Frédérique Deiss, a post-doctoral fellow in the Faculty of Science, is working on ways to help detect food- and water-borne pathogens using a paper-based diagnostic tool that could be used anywhere, including developing countries. The idea earned the electrochemist $112,000 in research funding from Grand Challenges Canada after being selected as one of their Stars in Global Health.
Pediatrics researcher Michael Hawkes also received $112,000 from the federally funded Grand Challenges Canada, which supports "bold ideas with big impact in global health." Hawkes aims to develop a finger-prick blood biomarker to replace chest X-rays for diagnosing pneumonia.
For the next 18 months, Deiss will be working at the U of A and with farmers near Nairobi, Kenya, in collaboration with the International Livestock Research Institute, to develop and test a prototype that provides an affordable method for detecting pathogens such as salmonella or E. coli, which can be present in raw milk, on equipment, or in water or waste water.
"Some areas do not have the infrastructure to do this kind of monitoring all the time. These devices are simple and sensible enough to use that farmers could almost do the tests themselves, and test every day rather than once a week or even more sporadically," said Deiss, who is working in the lab of Ratmir Derda.
Deiss met Derda, also a past Star in Global Health, when they were post-doctoral researchers at Harvard University. When presented with an opportunity to join his lab in the U of A's Department of Chemistry, she took it.

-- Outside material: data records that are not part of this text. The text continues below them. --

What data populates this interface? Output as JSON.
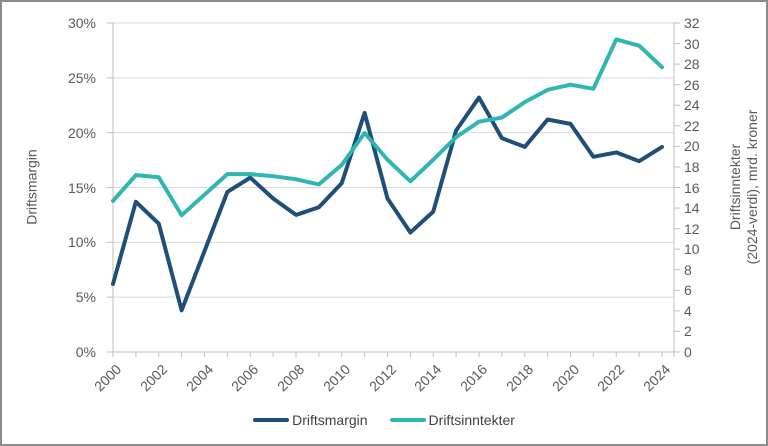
{
  "chart_data": {
    "type": "line",
    "title": "",
    "x": [
      2000,
      2001,
      2002,
      2003,
      2004,
      2005,
      2006,
      2007,
      2008,
      2009,
      2010,
      2011,
      2012,
      2013,
      2014,
      2015,
      2016,
      2017,
      2018,
      2019,
      2020,
      2021,
      2022,
      2023,
      2024
    ],
    "series": [
      {
        "name": "Driftsmargin",
        "axis": "left",
        "color": "#1F4E79",
        "values": [
          6.2,
          13.7,
          11.7,
          3.8,
          9.2,
          14.6,
          15.9,
          14.0,
          12.5,
          13.2,
          15.4,
          21.8,
          14.0,
          10.9,
          12.8,
          20.2,
          23.2,
          19.5,
          18.7,
          21.2,
          20.8,
          17.8,
          18.2,
          17.4,
          18.7
        ]
      },
      {
        "name": "Driftsinntekter",
        "axis": "right",
        "color": "#2FB5B2",
        "values": [
          14.7,
          17.2,
          17.0,
          13.3,
          15.3,
          17.3,
          17.3,
          17.1,
          16.8,
          16.3,
          18.2,
          21.3,
          18.7,
          16.6,
          18.7,
          20.9,
          22.4,
          22.8,
          24.3,
          25.5,
          26.0,
          25.6,
          30.4,
          29.8,
          27.7
        ]
      }
    ],
    "left_axis": {
      "title": "Driftsmargin",
      "min": 0,
      "max": 30,
      "step": 5,
      "tick_labels": [
        "0%",
        "5%",
        "10%",
        "15%",
        "20%",
        "25%",
        "30%"
      ]
    },
    "right_axis": {
      "title_lines": [
        "Driftsinntekter",
        "(2024-verdi), mrd. kroner"
      ],
      "min": 0,
      "max": 32,
      "step": 2,
      "tick_labels": [
        "0",
        "2",
        "4",
        "6",
        "8",
        "10",
        "12",
        "14",
        "16",
        "18",
        "20",
        "22",
        "24",
        "26",
        "28",
        "30",
        "32"
      ]
    },
    "x_axis": {
      "tick_labels": [
        "2000",
        "2002",
        "2004",
        "2006",
        "2008",
        "2010",
        "2012",
        "2014",
        "2016",
        "2018",
        "2020",
        "2022",
        "2024"
      ],
      "label_every_n_years": 2
    },
    "legend": {
      "position": "bottom",
      "entries": [
        "Driftsmargin",
        "Driftsinntekter"
      ]
    },
    "grid": "horizontal",
    "grid_color": "#D9D9D9",
    "axis_line_color": "#BFBFBF",
    "tick_text_color": "#595959",
    "legend_text_color": "#404040"
  }
}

"When I visited the U of A and toured the lab and the Centennial Centre for Interdisciplinary Science, I thought, 'Wow, this is a university where I would have the opportunity to make my ideas happen, even as a post-doctoral fellow.'"

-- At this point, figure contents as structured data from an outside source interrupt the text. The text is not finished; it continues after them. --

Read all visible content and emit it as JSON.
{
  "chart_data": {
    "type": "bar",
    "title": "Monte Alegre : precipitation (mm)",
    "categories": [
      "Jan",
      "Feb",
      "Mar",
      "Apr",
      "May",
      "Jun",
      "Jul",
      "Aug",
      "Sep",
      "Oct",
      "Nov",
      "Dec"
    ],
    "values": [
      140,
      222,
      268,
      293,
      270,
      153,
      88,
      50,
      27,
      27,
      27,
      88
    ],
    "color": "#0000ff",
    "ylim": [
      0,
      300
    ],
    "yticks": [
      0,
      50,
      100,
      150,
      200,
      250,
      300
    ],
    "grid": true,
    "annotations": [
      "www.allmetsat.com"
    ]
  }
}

From idea on paper to paper device
Her idea for a diagnostic tool made of paper is just that at the moment—an idea. Funding from Grand Challenges Canada will allow her to develop an electrochemical diagnostic device made of paper and tape. Conductive ink applied to the paper would create an electrode that would allow researchers to detect the presence of targeted bacteria.

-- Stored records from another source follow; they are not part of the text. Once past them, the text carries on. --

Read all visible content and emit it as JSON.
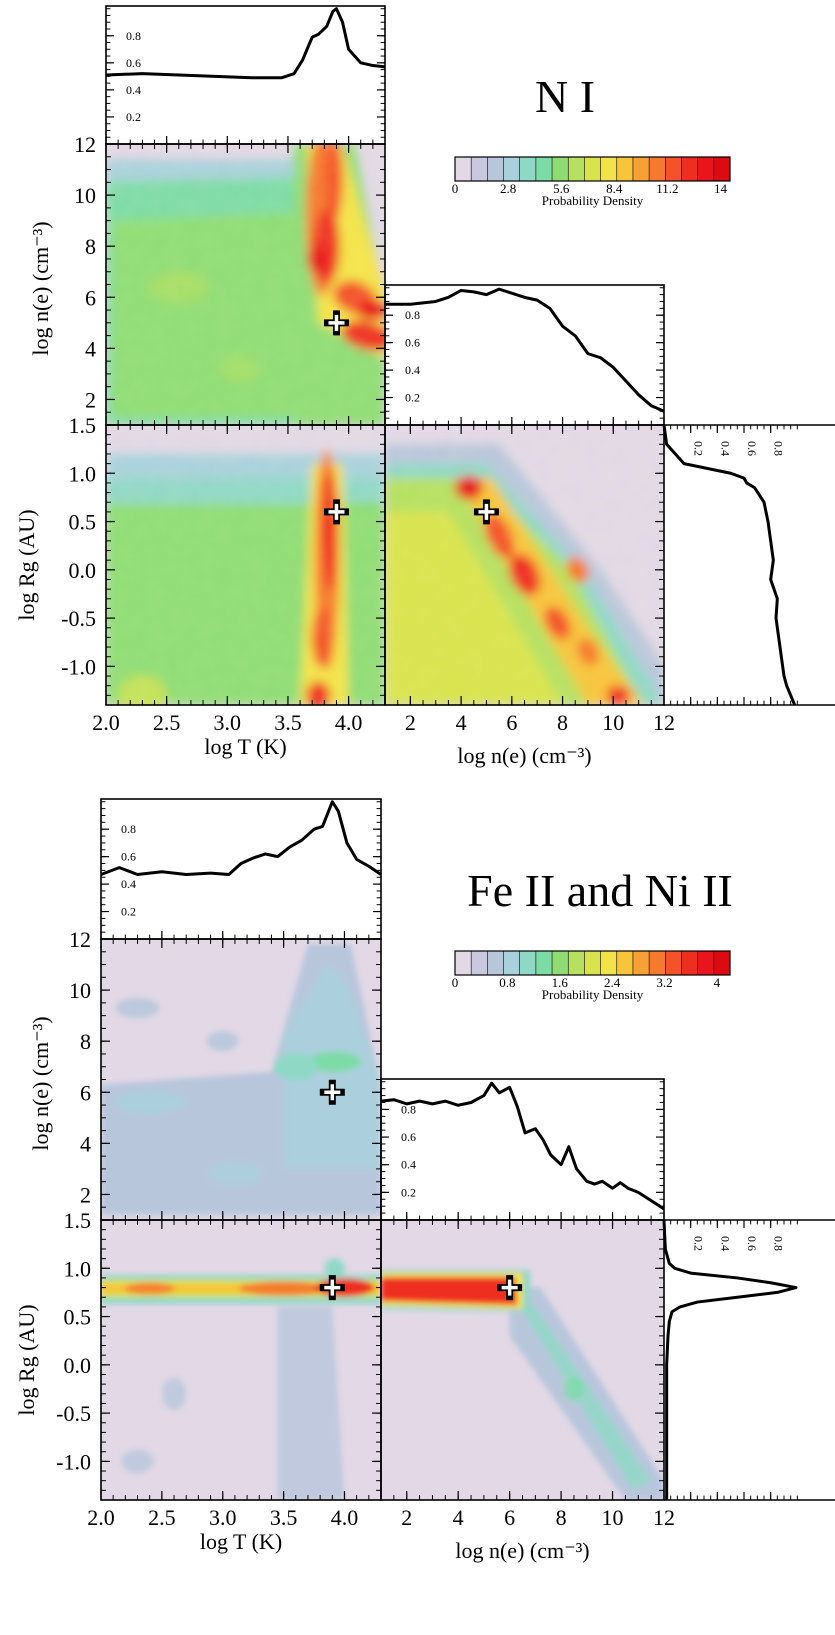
{
  "chart_data": [
    {
      "type": "heatmap",
      "title": "N I",
      "colorbar": {
        "label": "Probability Density",
        "ticks": [
          "0",
          "2.8",
          "5.6",
          "8.4",
          "11.2",
          "14"
        ],
        "range": [
          0,
          14.5
        ]
      },
      "axes": {
        "logT": {
          "label": "log T (K)",
          "ticks": [
            "2.0",
            "2.5",
            "3.0",
            "3.5",
            "4.0"
          ],
          "range": [
            2.0,
            4.3
          ]
        },
        "logNe": {
          "label": "log n(e) (cm⁻³)",
          "ticks": [
            "2",
            "4",
            "6",
            "8",
            "10",
            "12"
          ],
          "range": [
            1.0,
            12.0
          ]
        },
        "logRg": {
          "label": "log Rg (AU)",
          "ticks": [
            "1.5",
            "1.0",
            "0.5",
            "0.0",
            "-0.5",
            "-1.0"
          ],
          "range": [
            -1.4,
            1.5
          ]
        }
      },
      "marginal_ticks": [
        "0.8",
        "0.6",
        "0.4",
        "0.2"
      ],
      "marginal_range": [
        0,
        1
      ],
      "best_fit": {
        "logT": 3.9,
        "logNe": 5.0,
        "logRg": 0.6
      },
      "marginal_T": {
        "x": [
          2.0,
          2.3,
          2.6,
          2.9,
          3.2,
          3.45,
          3.55,
          3.62,
          3.7,
          3.75,
          3.82,
          3.87,
          3.9,
          3.95,
          4.0,
          4.1,
          4.2,
          4.3
        ],
        "y": [
          0.51,
          0.52,
          0.51,
          0.5,
          0.49,
          0.49,
          0.52,
          0.62,
          0.79,
          0.81,
          0.87,
          0.98,
          1.0,
          0.9,
          0.7,
          0.6,
          0.58,
          0.57
        ]
      },
      "marginal_Ne": {
        "x": [
          1.0,
          2.0,
          3.0,
          3.5,
          4.0,
          4.5,
          5.0,
          5.5,
          6.0,
          6.5,
          7.0,
          7.5,
          8.0,
          8.5,
          9.0,
          9.5,
          10.0,
          10.5,
          11.0,
          11.5,
          12.0
        ],
        "y": [
          0.88,
          0.88,
          0.9,
          0.93,
          0.98,
          0.97,
          0.95,
          0.99,
          0.96,
          0.93,
          0.91,
          0.85,
          0.72,
          0.65,
          0.52,
          0.49,
          0.42,
          0.32,
          0.22,
          0.14,
          0.1
        ]
      },
      "marginal_Rg": {
        "x": [
          1.5,
          1.3,
          1.1,
          1.0,
          0.95,
          0.9,
          0.85,
          0.7,
          0.5,
          0.3,
          0.1,
          -0.1,
          -0.3,
          -0.5,
          -0.7,
          -0.9,
          -1.1,
          -1.2,
          -1.3,
          -1.4
        ],
        "y": [
          0.0,
          0.02,
          0.15,
          0.5,
          0.6,
          0.62,
          0.68,
          0.75,
          0.78,
          0.8,
          0.82,
          0.8,
          0.85,
          0.84,
          0.86,
          0.88,
          0.9,
          0.92,
          0.95,
          0.98
        ]
      }
    },
    {
      "type": "heatmap",
      "title": "Fe II and Ni II",
      "colorbar": {
        "label": "Probability Density",
        "ticks": [
          "0",
          "0.8",
          "1.6",
          "2.4",
          "3.2",
          "4"
        ],
        "range": [
          0,
          4.2
        ]
      },
      "axes": {
        "logT": {
          "label": "log T (K)",
          "ticks": [
            "2.0",
            "2.5",
            "3.0",
            "3.5",
            "4.0"
          ],
          "range": [
            2.0,
            4.3
          ]
        },
        "logNe": {
          "label": "log n(e) (cm⁻³)",
          "ticks": [
            "2",
            "4",
            "6",
            "8",
            "10",
            "12"
          ],
          "range": [
            1.0,
            12.0
          ]
        },
        "logRg": {
          "label": "log Rg (AU)",
          "ticks": [
            "1.5",
            "1.0",
            "0.5",
            "0.0",
            "-0.5",
            "-1.0"
          ],
          "range": [
            -1.4,
            1.5
          ]
        }
      },
      "marginal_ticks": [
        "0.8",
        "0.6",
        "0.4",
        "0.2"
      ],
      "marginal_range": [
        0,
        1
      ],
      "best_fit": {
        "logT": 3.9,
        "logNe": 6.0,
        "logRg": 0.8
      },
      "marginal_T": {
        "x": [
          2.0,
          2.15,
          2.3,
          2.5,
          2.7,
          2.9,
          3.05,
          3.15,
          3.25,
          3.35,
          3.45,
          3.55,
          3.65,
          3.75,
          3.82,
          3.9,
          3.95,
          4.02,
          4.1,
          4.2,
          4.3
        ],
        "y": [
          0.47,
          0.52,
          0.47,
          0.49,
          0.47,
          0.48,
          0.47,
          0.55,
          0.59,
          0.62,
          0.6,
          0.67,
          0.72,
          0.8,
          0.82,
          1.0,
          0.93,
          0.7,
          0.58,
          0.53,
          0.47
        ]
      },
      "marginal_Ne": {
        "x": [
          1.0,
          1.5,
          2.0,
          2.5,
          3.0,
          3.5,
          4.0,
          4.5,
          5.0,
          5.3,
          5.6,
          6.0,
          6.3,
          6.6,
          7.0,
          7.3,
          7.6,
          8.0,
          8.3,
          8.6,
          9.0,
          9.3,
          9.6,
          10.0,
          10.3,
          10.6,
          11.0,
          11.5,
          12.0
        ],
        "y": [
          0.86,
          0.87,
          0.84,
          0.86,
          0.84,
          0.86,
          0.83,
          0.85,
          0.9,
          0.99,
          0.92,
          0.96,
          0.82,
          0.63,
          0.66,
          0.58,
          0.47,
          0.4,
          0.53,
          0.37,
          0.28,
          0.26,
          0.28,
          0.23,
          0.27,
          0.23,
          0.2,
          0.14,
          0.08
        ]
      },
      "marginal_Rg": {
        "x": [
          1.5,
          1.2,
          1.05,
          1.0,
          0.95,
          0.9,
          0.85,
          0.8,
          0.75,
          0.7,
          0.65,
          0.6,
          0.55,
          0.45,
          0.3,
          0.0,
          -0.5,
          -1.0,
          -1.4
        ],
        "y": [
          0.0,
          0.01,
          0.04,
          0.08,
          0.2,
          0.55,
          0.8,
          0.99,
          0.85,
          0.55,
          0.25,
          0.12,
          0.06,
          0.04,
          0.03,
          0.02,
          0.02,
          0.02,
          0.02
        ]
      }
    }
  ]
}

Slightly larger than a postage stamp and even cheaper to make at less than 10 cents, the device would be extremely portable, self-contained and sealed—meaning anyone performing the tests would not risk exposure to potentially harmful bacteria, Deiss said. It would also allow testing of non-purified samples—a time- and cost-saving step not possible in some parts of the world, including farms around Nairobi, she added.
Within six months, Deiss hopes to develop a working prototype capable of detecting non-pathogenic bacteria, and by one year a device able to safely detect deadly pathogens such as E. coli. She also plans to work with ILRI and farmers in Nairobi to test the device in the field, comparing results with conventional methods.
In addition to addressing the problem of food safety in developing countries, Deiss said the Stars in Global Health award, her first research grant as principal investigator, provides an important confidence boost early in her career.
"It's more validation as a young researcher that my idea is interesting to other people, to feel that I can actually change something."